而接手基地的达达利亚,日子过得也是十分充实。
在中也伤好之后,他先是和中也愉快地切磋了一番。
在不动用邪眼的情况下,达达利亚险胜过于依靠自身重力异能的中也。
于是在发现达达利亚能够凭借历经锤炼的身手压制自己后,意识到自身不足的中也很直白地向他开口,请他教自己变强。
没想到还有这种好事,常年向同僚约架被敷衍的达达利亚简直是喜出望外。
近乎是当场拍板答应下来,两人约定好之后经常抽空切磋身手。
要不是兰波先生在旁盯着,公子差点都要和中也结拜当兄弟了。
之后他不知怎的又和太宰治搭上了关系,被忽悠着替愚人众与Port Mafia达成了不少合作。
甚至有时还会被邀请去和他们一起喝酒。
也因此愚人众与Port Mafia的关系缓和了不少。
他强烈怀疑是太宰治别有所图故意接近公子的。
是的,他们对外公布的组织名称就叫做愚人众。
旅行者虽然有点不自在,但在这里的同伴全都出自愚人众的情况下,倒也没必要特意另取一个名字。

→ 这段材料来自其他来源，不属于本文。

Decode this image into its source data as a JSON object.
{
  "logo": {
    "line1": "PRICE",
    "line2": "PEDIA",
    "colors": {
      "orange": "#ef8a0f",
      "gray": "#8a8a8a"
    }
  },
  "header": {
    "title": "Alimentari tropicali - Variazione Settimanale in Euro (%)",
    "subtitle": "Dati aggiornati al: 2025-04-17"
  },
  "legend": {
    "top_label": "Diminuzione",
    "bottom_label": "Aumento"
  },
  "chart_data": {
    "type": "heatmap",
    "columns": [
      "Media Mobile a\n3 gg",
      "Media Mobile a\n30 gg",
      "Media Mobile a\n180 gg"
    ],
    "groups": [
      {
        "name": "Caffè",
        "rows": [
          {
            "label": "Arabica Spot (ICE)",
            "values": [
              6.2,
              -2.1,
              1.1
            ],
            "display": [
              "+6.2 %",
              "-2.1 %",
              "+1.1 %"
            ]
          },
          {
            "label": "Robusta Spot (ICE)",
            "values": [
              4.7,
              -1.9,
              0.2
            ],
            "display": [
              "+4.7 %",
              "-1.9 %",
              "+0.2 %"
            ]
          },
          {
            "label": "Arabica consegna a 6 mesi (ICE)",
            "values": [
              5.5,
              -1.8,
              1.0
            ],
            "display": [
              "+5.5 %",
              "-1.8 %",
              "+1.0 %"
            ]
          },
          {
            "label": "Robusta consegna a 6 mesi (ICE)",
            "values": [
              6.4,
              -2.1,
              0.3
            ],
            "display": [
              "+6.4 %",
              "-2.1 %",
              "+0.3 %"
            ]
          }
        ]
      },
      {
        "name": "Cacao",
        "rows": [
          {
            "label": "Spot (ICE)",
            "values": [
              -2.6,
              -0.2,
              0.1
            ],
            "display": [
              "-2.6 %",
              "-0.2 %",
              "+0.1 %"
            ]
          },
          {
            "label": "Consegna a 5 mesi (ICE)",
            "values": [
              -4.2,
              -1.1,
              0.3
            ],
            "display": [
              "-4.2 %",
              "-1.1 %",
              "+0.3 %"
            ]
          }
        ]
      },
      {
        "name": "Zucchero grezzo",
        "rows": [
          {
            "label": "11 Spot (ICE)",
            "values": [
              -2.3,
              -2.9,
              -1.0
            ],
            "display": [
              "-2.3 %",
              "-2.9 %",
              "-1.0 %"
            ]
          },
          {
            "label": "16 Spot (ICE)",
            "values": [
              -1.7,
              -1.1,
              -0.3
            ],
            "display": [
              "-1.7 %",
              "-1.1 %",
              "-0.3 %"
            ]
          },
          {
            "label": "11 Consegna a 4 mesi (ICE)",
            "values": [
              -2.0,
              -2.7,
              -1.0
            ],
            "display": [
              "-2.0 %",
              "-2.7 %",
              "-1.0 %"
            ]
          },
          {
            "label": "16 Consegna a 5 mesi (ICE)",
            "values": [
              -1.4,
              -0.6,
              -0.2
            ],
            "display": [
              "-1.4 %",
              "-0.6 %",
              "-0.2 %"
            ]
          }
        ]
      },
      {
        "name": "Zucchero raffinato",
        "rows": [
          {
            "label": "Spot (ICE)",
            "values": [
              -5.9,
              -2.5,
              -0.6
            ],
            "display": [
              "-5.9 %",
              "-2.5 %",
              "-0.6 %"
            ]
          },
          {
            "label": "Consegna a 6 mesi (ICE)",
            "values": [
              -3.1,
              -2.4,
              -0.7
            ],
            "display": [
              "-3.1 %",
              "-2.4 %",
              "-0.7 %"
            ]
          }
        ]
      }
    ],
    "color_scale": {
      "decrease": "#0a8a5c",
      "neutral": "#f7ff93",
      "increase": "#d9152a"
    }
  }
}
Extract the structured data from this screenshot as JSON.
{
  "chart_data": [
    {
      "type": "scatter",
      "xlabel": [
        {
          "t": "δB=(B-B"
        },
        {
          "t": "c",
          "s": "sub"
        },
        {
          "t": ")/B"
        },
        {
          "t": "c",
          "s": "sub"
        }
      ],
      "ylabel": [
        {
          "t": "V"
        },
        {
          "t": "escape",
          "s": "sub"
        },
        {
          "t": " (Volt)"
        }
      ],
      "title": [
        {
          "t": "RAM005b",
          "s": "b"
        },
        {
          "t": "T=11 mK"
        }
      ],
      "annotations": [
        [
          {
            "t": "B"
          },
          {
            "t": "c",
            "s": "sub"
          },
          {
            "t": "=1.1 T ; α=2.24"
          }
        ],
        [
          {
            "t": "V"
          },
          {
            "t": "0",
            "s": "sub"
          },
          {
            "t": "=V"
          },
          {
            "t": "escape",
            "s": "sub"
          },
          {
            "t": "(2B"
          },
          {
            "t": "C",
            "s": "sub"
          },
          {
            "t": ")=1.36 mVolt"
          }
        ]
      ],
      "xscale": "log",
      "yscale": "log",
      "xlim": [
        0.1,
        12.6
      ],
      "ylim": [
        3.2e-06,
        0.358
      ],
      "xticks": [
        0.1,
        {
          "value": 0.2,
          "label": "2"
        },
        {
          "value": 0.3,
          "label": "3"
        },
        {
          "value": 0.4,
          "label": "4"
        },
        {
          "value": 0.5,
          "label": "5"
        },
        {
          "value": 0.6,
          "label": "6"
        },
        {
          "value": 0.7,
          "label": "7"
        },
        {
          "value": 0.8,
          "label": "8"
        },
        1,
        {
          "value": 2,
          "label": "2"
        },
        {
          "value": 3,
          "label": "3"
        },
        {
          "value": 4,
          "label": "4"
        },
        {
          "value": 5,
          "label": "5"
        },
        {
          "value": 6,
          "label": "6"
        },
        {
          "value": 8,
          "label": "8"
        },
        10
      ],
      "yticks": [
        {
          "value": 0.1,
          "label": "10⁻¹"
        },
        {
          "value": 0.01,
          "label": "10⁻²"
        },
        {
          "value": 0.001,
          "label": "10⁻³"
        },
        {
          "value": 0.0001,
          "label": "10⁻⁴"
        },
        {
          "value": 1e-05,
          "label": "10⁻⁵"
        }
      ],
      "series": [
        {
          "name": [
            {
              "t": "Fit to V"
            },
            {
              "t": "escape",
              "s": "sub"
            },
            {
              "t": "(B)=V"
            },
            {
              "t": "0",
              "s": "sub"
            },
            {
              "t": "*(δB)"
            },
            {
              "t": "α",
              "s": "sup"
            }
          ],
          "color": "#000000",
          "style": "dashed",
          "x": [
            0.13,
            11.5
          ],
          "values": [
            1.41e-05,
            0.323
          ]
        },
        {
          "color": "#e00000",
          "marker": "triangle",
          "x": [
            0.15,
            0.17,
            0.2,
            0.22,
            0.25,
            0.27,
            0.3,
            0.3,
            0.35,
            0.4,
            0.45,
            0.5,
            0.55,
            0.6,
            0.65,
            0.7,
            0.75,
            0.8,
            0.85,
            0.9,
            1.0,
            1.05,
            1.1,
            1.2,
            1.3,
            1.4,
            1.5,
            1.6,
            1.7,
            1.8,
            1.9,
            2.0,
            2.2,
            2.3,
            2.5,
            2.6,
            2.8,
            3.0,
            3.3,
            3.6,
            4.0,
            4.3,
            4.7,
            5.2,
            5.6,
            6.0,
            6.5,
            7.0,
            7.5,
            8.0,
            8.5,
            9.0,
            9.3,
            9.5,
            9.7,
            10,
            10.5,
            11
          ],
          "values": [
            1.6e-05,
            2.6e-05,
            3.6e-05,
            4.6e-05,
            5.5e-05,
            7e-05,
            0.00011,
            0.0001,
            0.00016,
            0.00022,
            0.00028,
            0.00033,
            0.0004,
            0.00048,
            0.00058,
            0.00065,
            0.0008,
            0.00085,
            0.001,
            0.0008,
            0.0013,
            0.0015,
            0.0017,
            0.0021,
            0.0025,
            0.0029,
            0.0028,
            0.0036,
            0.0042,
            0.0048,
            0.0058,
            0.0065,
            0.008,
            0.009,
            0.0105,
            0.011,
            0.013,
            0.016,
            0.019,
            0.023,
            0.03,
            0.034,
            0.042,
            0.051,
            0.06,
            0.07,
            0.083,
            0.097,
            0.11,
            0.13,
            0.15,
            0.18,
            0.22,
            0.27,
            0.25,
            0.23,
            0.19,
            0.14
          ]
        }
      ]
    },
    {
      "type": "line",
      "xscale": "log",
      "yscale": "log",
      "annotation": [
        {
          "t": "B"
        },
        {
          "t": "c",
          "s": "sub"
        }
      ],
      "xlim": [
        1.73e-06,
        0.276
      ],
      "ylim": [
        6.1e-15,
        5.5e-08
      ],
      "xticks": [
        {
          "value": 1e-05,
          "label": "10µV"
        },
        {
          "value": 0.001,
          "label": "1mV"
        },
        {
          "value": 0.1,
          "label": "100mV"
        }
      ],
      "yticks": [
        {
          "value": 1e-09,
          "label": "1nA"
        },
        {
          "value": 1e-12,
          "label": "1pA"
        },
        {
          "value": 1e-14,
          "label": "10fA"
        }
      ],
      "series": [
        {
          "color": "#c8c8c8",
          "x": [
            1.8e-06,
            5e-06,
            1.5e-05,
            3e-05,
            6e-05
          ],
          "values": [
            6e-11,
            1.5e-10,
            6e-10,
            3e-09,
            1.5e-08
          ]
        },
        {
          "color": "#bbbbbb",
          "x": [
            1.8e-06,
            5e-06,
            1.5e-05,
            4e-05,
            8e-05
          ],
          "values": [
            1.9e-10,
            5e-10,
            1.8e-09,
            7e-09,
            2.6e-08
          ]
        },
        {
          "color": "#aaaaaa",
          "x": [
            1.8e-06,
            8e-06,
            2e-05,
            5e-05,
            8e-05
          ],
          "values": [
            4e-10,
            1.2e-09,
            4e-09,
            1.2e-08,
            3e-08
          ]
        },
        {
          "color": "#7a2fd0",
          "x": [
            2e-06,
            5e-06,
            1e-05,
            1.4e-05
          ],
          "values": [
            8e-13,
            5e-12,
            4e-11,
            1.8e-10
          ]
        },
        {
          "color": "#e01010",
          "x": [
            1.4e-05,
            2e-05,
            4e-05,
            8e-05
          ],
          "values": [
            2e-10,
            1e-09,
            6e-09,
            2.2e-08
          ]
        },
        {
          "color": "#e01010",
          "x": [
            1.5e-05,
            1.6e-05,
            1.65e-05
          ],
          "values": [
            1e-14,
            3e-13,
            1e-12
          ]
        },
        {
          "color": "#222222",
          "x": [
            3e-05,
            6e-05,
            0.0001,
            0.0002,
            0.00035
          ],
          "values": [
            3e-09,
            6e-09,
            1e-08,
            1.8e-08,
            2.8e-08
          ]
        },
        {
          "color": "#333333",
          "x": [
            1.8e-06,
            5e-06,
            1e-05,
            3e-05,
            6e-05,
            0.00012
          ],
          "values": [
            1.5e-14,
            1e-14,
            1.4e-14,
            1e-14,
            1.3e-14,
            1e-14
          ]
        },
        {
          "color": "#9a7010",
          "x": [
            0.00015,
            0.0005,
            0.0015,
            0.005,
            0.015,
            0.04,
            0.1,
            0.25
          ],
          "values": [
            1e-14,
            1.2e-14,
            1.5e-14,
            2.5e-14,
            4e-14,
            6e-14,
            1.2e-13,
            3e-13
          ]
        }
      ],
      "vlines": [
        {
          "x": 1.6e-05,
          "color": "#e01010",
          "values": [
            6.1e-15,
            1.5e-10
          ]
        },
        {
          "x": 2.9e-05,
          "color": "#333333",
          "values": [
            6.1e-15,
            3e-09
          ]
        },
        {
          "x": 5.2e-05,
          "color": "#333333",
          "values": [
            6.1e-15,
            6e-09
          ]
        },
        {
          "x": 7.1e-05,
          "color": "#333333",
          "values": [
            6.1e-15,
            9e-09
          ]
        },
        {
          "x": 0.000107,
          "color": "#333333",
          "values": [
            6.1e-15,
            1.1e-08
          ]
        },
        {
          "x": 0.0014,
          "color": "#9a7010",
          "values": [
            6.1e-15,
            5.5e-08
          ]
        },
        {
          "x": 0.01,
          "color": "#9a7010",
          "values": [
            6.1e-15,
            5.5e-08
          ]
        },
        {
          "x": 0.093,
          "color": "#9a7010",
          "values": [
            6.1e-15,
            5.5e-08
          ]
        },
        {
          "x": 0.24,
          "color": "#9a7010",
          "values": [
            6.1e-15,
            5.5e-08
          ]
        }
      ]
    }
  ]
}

本来他是想叫冒险家协会的,但一提到这个名字,就会想起多托雷在挪德卡莱时的冷嘲热讽。
说他拿着那点零星的报酬,就为了潘塔罗涅出生入死。
当时虽然他脸上没露出任何动摇,实际上心里已经暗自咬牙切齿。
咳,话说回来,这份委托一开始他是打算拒绝的。
毕竟GSS已经不复存在,愚人众也并没有继承GSS那套佣兵生意的计划。
但这老板大概是已经拖不起了,近乎跪在地上抱着空的大腿哀求他帮忙解决问题。
这座写字楼正在装修,本来预计下个月完工对外出租的。
但临近工期将至时却突然出现了工人失踪的案件。
警局那边曾派人来蹲守了数日却毫无进展,最终只能拉起警戒带封锁事发地。
可这样下去一旦延误工期,这位可怜的老板恐怕会背上巨额违约金。
所以走投无路之下,连找GSS求助的主意都想出来了。
空看过案件描述后,初步判断这应该是与能力者有关的事件,普通警署多半无能为力。
再加上那老板实在是哭得太可怜了,只好无奈接下任务。
他本想着有难同当,打算叫上同样闲着的中也一起过来的。
结果中也最近好像也在外面交了朋友,一脸遗憾地拒绝了他。
到最后就只有他自己来到这里。
不知不觉间,在提瓦特大陆备受欢迎的旅行者竟成为整个基地最闲的人。
孤寡老空悲伤地叹了口气,终于摆脱纠缠不休的委托人走进大楼。
……
大楼里昏沉沉的,一个人影都没有。
空尝试去打开灯,本来已经排好电路只待通电使用的照明设备此刻却毫无反应。
在这种情况下,他果断放弃了更方便的电梯,转身走向应急通道。
空警惕地向内探索。
顺着楼梯一路往上,来到发生过工人失踪的六楼。
在他踏上六楼范围脚落地的瞬间,一种说不上来的违和感从心底涌上来。
楼道中本来形同摆设的灯突然啪的一声亮起,又断断续续地闪烁着。
通向六楼的门被这突然工作的应急灯映得一片瘆人的白,门上用来标记的红字已经看不清原来的样子。
空握住安全门的把手微微用力。
门轴因久未使用而生锈,发出金属摩擦声。
……有点不对劲。
这栋楼甚至还没有完工,怎么门轴就已经生了锈?
比起建筑商偷工减料,他还是更怀疑这是某种能力导致的。
空停在门前几厘米的距离,并没有急着迈步,而是稍稍偏过头将脸凑近门边冰冷的金属,仔细观察门轴上的锈迹。
以他的判断,这扇门存在的时间至少超过两年。